Debate on Department of Economic Development and Tourism Budget

May 14, 2022 | Press Releases

Thank you, Hon. Chairperson. Greetings to the Leader of the Official Opposition, Hon. VF Hlabisa, Hon. MEC RR Pillay, all Hon. Members present in the House and those on the virtual platform.

Hon. Chairperson, over the past year the economic trajectory of our province has been dealt severe setbacks, in the form of the Covid pandemic, the looting accompanied by social unrest, and the devastating rain storm that lashed our province. If ever there was time for government to be creative and focussed on economic development, this is the time.  Whilst large companies might find it easier to get back on their feet and continue to function, my thoughts are with the smaller players in the economic sector, especially those in the township economies across KwaZulu-Natal. These traders were not covered by insurance, nor do they have the resources to start over and earn a living. This is where I believe that this Department has to play a meaningful and urgent role.

Hon. Chairperson, Programme 2, the Department’s “Red-Tape Reduction Programme”, must be urgently rolled out and implemented. In previous debates I always championed the cause of red-tape reduction, so that investors will be encouraged to set up businesses in small municipalities, thereby creating much-needed jobs in the rural areas. The 29 municipalities under the control of the IFP in KZN will welcome this programme, and I want to appeal to the Hon. MEC to prioritise more than just seven municipalities, as projected in the Department’s APP target.

Under Programme 4, which deals with Business Regulations and Governance, I welcome the Department’s intention to provide technical support to 41 municipalities that will be assisted with Business Licensing issues. Township economies need to be revitalised and given that much-needed boost, as this will serve to create jobs, as well as promote tourism in those rural areas.

Hon.

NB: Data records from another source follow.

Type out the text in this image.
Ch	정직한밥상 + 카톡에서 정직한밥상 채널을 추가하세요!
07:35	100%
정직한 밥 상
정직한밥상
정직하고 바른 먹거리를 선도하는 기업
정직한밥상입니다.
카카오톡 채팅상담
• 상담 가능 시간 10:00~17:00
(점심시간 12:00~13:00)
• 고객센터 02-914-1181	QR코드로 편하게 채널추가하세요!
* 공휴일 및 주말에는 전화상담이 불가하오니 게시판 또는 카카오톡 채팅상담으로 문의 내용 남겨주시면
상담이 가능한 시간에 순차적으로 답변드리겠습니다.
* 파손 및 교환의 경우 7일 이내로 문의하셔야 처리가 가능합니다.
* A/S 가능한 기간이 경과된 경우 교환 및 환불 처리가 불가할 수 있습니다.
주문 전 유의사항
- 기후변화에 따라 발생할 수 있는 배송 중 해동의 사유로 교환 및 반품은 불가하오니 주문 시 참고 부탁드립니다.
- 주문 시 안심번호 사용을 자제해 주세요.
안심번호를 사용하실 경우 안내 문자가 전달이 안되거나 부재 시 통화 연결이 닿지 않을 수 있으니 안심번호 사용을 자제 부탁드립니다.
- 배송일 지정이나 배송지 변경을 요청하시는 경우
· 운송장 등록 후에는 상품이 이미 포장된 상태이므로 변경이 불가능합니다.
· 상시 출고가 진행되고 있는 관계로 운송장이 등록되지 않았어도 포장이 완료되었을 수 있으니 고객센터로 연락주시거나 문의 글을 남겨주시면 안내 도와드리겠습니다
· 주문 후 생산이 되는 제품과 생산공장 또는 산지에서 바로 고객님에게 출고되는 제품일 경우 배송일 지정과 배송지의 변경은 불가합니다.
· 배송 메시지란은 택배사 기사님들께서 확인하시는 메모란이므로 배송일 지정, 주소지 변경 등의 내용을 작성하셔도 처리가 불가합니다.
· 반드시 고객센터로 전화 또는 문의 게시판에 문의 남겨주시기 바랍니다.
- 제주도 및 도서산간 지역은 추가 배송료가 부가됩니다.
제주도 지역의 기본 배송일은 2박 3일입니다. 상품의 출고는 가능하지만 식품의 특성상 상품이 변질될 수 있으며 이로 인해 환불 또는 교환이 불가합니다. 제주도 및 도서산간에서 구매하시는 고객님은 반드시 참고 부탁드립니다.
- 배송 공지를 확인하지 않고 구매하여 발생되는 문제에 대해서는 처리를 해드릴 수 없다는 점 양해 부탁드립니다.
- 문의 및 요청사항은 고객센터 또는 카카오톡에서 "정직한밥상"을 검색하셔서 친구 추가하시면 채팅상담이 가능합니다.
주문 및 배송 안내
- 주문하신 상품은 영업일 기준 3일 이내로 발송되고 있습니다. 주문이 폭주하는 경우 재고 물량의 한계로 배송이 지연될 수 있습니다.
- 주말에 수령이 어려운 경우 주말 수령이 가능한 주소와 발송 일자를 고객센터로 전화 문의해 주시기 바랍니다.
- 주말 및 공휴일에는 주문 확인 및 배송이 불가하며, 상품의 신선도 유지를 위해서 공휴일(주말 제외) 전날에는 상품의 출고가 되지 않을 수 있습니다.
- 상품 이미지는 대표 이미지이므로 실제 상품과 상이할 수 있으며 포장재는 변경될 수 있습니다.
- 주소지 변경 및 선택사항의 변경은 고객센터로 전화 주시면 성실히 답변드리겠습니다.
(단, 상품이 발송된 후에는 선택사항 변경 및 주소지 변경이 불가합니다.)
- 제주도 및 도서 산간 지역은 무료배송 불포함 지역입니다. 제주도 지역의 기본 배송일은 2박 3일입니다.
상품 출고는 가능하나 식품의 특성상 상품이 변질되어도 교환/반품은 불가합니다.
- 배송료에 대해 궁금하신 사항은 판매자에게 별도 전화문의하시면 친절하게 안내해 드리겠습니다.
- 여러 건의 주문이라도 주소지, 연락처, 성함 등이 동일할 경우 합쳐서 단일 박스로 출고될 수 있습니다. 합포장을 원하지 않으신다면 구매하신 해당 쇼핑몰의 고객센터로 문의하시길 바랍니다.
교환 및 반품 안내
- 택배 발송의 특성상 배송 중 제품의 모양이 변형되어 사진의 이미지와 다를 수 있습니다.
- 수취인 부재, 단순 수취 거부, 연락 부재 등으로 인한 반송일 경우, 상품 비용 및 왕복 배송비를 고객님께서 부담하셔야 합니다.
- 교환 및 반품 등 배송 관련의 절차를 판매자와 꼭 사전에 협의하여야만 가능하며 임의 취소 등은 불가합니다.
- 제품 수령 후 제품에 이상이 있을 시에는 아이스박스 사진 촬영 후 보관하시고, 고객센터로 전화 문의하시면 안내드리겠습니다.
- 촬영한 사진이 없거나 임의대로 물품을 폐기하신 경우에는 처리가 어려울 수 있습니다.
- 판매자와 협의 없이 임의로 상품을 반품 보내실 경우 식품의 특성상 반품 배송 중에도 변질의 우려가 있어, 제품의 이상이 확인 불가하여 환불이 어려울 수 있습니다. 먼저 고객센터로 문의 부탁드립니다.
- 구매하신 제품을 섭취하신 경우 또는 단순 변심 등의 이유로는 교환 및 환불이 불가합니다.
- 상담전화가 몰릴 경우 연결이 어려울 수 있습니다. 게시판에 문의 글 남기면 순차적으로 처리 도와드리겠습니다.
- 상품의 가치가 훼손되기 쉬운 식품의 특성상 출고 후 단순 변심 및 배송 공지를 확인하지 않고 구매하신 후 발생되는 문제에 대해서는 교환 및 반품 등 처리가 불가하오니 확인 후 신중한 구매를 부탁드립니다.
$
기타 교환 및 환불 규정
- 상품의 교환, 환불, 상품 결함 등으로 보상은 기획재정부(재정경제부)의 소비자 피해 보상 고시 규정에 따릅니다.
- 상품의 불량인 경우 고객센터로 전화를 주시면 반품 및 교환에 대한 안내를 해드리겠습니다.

Chairperson, on the issue of tourism, I am very concerned that in Programme 6, which deals with Tourism Development, there were 22 vacant posts. Such a vital Programme certainly cannot function optimally and deliver on its mandate if its organogram is so depleted.

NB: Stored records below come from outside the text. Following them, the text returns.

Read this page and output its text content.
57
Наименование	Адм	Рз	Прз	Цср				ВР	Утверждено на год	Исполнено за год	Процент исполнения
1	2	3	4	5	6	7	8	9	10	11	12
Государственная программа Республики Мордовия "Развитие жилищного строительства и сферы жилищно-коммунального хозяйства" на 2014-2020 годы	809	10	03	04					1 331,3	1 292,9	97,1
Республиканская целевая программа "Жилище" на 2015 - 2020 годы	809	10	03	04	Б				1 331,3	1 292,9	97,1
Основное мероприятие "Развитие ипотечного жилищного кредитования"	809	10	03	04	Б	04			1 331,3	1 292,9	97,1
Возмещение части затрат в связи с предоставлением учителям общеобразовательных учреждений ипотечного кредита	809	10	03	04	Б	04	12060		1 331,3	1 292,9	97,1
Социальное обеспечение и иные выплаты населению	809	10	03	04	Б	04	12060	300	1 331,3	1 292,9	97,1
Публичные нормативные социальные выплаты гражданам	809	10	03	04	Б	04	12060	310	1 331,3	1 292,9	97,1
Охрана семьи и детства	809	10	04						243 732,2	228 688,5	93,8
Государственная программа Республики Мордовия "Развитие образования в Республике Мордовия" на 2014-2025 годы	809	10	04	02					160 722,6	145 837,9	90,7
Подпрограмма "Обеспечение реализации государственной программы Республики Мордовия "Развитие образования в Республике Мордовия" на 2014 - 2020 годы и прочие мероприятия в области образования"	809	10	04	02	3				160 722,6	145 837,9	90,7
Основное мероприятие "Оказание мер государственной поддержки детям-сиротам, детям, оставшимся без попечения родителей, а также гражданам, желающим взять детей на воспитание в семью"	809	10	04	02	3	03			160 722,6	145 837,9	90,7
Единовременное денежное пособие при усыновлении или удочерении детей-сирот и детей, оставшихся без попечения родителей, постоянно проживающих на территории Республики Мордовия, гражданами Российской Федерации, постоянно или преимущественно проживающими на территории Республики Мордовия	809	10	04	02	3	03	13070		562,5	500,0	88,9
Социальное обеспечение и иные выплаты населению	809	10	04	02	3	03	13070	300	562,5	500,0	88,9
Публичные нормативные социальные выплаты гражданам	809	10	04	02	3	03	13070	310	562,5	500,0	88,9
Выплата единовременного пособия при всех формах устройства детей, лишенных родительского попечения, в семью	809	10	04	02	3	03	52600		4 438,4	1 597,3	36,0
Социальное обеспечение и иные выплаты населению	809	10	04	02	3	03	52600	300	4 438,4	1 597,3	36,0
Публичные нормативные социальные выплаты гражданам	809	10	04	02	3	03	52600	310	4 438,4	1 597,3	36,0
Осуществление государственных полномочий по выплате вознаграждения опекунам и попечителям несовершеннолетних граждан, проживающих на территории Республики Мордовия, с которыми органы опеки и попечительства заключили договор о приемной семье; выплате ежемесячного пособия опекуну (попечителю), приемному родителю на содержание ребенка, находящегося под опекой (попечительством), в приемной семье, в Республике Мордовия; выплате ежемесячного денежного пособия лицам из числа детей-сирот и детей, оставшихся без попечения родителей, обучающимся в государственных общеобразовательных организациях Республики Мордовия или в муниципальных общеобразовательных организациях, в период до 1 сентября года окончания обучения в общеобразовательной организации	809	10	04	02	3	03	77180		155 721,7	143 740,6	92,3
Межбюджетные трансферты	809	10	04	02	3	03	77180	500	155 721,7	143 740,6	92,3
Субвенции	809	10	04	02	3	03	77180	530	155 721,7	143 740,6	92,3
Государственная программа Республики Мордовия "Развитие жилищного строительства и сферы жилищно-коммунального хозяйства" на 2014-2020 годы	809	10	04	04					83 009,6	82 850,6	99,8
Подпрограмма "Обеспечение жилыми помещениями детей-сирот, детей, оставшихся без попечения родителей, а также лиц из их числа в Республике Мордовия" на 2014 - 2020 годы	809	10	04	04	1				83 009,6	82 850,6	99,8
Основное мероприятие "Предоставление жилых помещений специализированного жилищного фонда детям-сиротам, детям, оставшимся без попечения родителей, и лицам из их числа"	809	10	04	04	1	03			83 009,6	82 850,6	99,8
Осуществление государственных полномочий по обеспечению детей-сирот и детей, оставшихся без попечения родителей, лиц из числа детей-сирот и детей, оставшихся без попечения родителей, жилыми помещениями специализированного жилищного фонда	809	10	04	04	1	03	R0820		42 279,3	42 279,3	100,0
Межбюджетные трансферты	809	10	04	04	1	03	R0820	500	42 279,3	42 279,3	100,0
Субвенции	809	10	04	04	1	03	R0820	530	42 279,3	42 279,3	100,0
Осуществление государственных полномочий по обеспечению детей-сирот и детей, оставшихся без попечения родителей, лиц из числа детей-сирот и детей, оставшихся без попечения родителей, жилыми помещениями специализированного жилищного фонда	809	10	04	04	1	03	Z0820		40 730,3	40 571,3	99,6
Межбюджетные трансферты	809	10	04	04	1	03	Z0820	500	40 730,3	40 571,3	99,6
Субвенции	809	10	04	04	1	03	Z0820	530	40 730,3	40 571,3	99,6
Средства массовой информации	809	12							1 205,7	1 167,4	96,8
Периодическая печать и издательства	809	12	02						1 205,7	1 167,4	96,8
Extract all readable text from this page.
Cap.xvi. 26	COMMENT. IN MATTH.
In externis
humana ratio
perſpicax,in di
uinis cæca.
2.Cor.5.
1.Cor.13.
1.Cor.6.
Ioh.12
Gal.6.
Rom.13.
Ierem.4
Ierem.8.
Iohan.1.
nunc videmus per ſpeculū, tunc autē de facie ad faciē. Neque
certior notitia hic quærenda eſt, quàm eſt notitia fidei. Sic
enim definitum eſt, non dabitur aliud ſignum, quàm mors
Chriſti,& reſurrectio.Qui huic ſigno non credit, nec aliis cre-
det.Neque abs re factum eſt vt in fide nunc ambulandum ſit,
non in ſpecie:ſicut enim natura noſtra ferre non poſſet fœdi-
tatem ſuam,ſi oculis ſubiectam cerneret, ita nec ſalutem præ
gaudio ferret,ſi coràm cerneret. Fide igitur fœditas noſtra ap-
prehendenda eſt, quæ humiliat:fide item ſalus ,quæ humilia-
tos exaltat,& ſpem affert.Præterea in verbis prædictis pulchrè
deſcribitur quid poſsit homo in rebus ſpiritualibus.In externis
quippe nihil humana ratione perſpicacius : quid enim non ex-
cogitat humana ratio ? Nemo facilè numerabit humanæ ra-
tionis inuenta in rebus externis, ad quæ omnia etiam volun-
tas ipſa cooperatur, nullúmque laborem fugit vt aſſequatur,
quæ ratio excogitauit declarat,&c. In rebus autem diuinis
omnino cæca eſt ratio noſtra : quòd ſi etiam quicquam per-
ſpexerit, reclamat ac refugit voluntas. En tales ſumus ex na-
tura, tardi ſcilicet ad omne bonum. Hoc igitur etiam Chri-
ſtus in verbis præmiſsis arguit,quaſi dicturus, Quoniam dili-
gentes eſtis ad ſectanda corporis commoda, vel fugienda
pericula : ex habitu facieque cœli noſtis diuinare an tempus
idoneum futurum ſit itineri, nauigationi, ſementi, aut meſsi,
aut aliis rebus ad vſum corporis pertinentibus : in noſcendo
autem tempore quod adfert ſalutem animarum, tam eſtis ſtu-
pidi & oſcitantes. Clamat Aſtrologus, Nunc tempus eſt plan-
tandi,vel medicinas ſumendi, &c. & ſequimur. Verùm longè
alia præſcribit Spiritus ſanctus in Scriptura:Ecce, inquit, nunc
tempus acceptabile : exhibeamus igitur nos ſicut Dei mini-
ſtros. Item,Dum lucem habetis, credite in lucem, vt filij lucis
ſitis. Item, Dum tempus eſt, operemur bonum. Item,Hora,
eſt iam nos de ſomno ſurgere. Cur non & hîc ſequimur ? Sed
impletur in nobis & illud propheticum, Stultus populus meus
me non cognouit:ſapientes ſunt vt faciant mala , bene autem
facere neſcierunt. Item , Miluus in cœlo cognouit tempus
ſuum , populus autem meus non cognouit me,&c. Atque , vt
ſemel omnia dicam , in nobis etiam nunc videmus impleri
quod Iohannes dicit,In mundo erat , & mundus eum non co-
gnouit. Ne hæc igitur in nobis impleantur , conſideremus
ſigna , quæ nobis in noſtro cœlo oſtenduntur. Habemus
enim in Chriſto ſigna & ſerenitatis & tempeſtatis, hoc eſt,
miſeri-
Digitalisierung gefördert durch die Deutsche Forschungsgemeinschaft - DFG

Hon. Chairperson, while we were on oversight visits to areas affected by the social unrest, I was dismayed to see Ithala Properties have been badly neglected, in terms of maintenance and security. Those buildings housed many factories, providing hundreds of sustainable jobs but the state of neglect is very concerning. I am aware that R160 million was set aside for this purpose before the unrest. I hope that the Department will ensure that this issue will be back on track.

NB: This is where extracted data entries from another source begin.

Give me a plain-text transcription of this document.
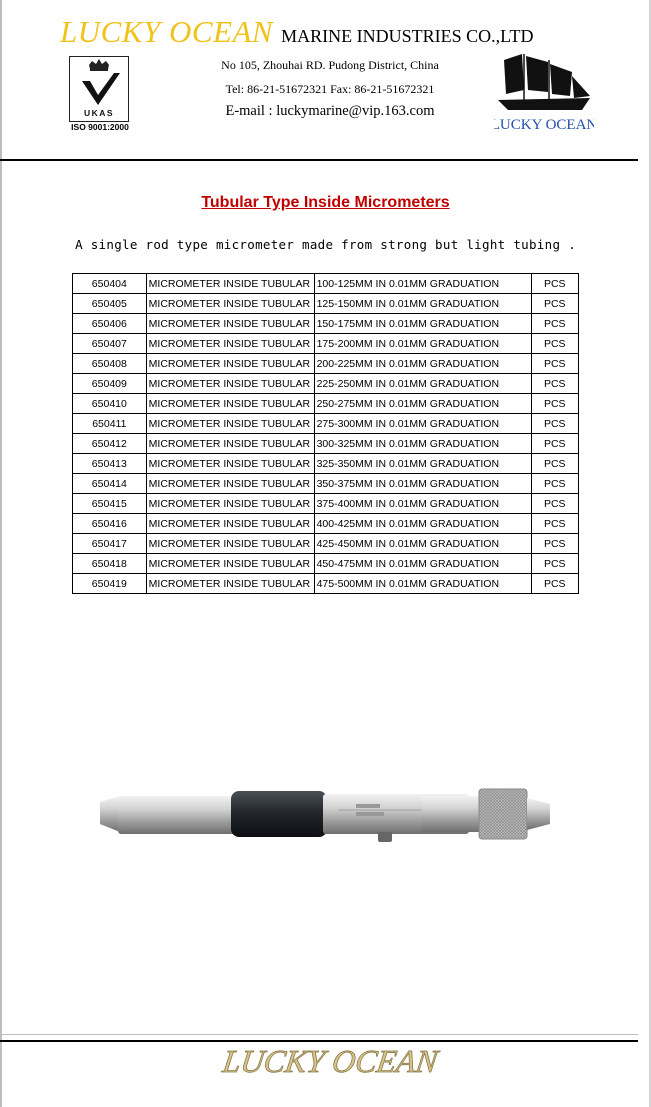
LUCKY OCEAN MARINE INDUSTRIES CO.,LTD
UKAS
ISO 9001:2000
No 105, Zhouhai RD. Pudong District, China
Tel: 86-21-51672321 Fax: 86-21-51672321
E-mail : luckymarine@vip.163.com
LUCKY OCEAN
Tubular Type Inside Micrometers

A single rod type micrometer made from strong but light tubing .

650404	MICROMETER INSIDE TUBULAR	100-125MM IN 0.01MM GRADUATION	PCS
650405	MICROMETER INSIDE TUBULAR	125-150MM IN 0.01MM GRADUATION	PCS
650406	MICROMETER INSIDE TUBULAR	150-175MM IN 0.01MM GRADUATION	PCS
650407	MICROMETER INSIDE TUBULAR	175-200MM IN 0.01MM GRADUATION	PCS
650408	MICROMETER INSIDE TUBULAR	200-225MM IN 0.01MM GRADUATION	PCS
650409	MICROMETER INSIDE TUBULAR	225-250MM IN 0.01MM GRADUATION	PCS
650410	MICROMETER INSIDE TUBULAR	250-275MM IN 0.01MM GRADUATION	PCS
650411	MICROMETER INSIDE TUBULAR	275-300MM IN 0.01MM GRADUATION	PCS
650412	MICROMETER INSIDE TUBULAR	300-325MM IN 0.01MM GRADUATION	PCS
650413	MICROMETER INSIDE TUBULAR	325-350MM IN 0.01MM GRADUATION	PCS
650414	MICROMETER INSIDE TUBULAR	350-375MM IN 0.01MM GRADUATION	PCS
650415	MICROMETER INSIDE TUBULAR	375-400MM IN 0.01MM GRADUATION	PCS
650416	MICROMETER INSIDE TUBULAR	400-425MM IN 0.01MM GRADUATION	PCS
650417	MICROMETER INSIDE TUBULAR	425-450MM IN 0.01MM GRADUATION	PCS
650418	MICROMETER INSIDE TUBULAR	450-475MM IN 0.01MM GRADUATION	PCS
650419	MICROMETER INSIDE TUBULAR	475-500MM IN 0.01MM GRADUATION	PCS
LUCKY OCEAN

Whilst the Department must be commended for wanting to support various enterprises, it is disheartening that the loans given by the KZN Growth Trust Fund to companies such as Goodlife, HBM-SA, INSA and MicroFinish – to the tune of over R184.7 million have not provided the desired outcomes. Some of these companies are dysfunctional, with problems ranging from infighting among shareholders, to a company that was given a loan of R19 million but they then provided invoices from dubious suppliers, forcing the Trust Fund to go to court in the hope of recovering about R12.2 million. As a province, we cannot afford to lose much-needed funds and I will encourage the KZN Growth Trust Fund to be more circumspect and careful when engaging with such companies in the future.

I am very concerned about the plight of young students who enrolled to study at the Sharks Board School of Excellence. These students paid thousands of rand to study, in the hope of graduating and getting employment. I met with these students – and was told very sad stories of how they were hoodwinked. Some of them attended graduation ceremonies and received what was to be certificates or diplomas, but those documents are not worth the paper they are printed on. The courses were then transferred to the Moses Kotane Institute, but it is still not clear if the Institute is accredited and registered with SAQA. These young people are now left unemployable four or five years later, with no qualifications and thousands of rands poorer. I urge the MEC to ensure that those who are responsible for this debacle are brought to book and that the students are compensated in some tangible way.

Hon. Chairperson, I conclude on a high note by stating that the progress being made and opportunities being presented in the cannabis industry are very encouraging going forward.